Ilustrasi Kebebasan Berpendapat/Piaxabay.com
Melihat timeline pemberitaan baik online maupun offline, sejauh ini, terus terang membuat saya bosan. Tema beritanya tidak jauh dari diskursus mengenai penundaan Pemilu 2024 dan opsi perpanjangan masa jabatan Presiden Jokowi menjadi 3 periode.
Saking gaduhnya, serombongan mahasiswa yang mengatas namakan diri mereka Badan Eksekutif Mahasiswa Seluruh Indonesia (BEM SI) mengadakan unjuk rasa terkait tema tersebut, tentu saja disertai dengan ragam tema yang lain, kalo gag rame kan gag asyik,hehehe.
Saya bosan, bukan karena saya mencoba tidak perduli akan isu faktual bangsa ini. Saya bosan, karena kita terus menerus dipaksa untuk melihat bahwa persoalan tersebut adalah sama pentingnya dengan kebutuhan kita untuk buang air besar setiap pagi.
Dipaksa, untuk terus menyimak dan mendengarkan beragam perdebatan, retorika, analisa, hipotesis, aksioma dan beragam istilah kelas dewa yang berseliweran di mata dan telinga, sampai membuat kita lupa kalo kita mengisap rokok dengan terbalik, Cuk.
Saya pribadi, jika ditanya, dan semoga tidak ada yang bertanya, tentu saja tidak setuju jika Pemilu 2024 ditunda, apalagi jika UUD 45 diamandemen, terkait masa jabatan Presiden. Apalagi, alasan penundaan Pemilu 2024 sebagaimana diwartakan adalah untuk menjaga kestabilan ekonomi yang sedang tumbuh pasca pandemi, hash ra mashook blas.
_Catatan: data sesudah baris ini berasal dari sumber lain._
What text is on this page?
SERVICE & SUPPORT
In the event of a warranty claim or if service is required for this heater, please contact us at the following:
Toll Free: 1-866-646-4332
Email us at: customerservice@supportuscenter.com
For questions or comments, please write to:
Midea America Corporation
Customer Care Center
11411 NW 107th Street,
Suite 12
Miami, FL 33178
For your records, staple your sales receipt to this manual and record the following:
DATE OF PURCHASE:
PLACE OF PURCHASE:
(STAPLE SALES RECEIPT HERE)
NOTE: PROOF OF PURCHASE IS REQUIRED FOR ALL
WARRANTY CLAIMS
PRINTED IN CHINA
Yang diperkirakan stabil kan ekonomi Republik Indonesia, lha emang ekonomi dunia gag berpengaruh opo? Pemilu 2024 ditunda, demi kestabilan ekonomi, sementara Rusia dan Anerika sedang membuka pintu gerbang Perang Dunia Ke-3, dan harga rokok terus naik, lha piye tho, Jeng?
Apalagi soal perpanjangan masa jabatan Presiden, menurut saya sih jelas sangat tidak asyik betul untuk didiskusikan. Apabagi sampai berhari-hari, berbulan-bulan, di semua saluran media, sampai-sampai iklan di media pun terus bermunculan selama 3 putaran, saking terbiusnya. Lha, konstitusi sudah bilang hanya maksimal dua kali masa jabatan kok, lha trus apa yang mau dibahas?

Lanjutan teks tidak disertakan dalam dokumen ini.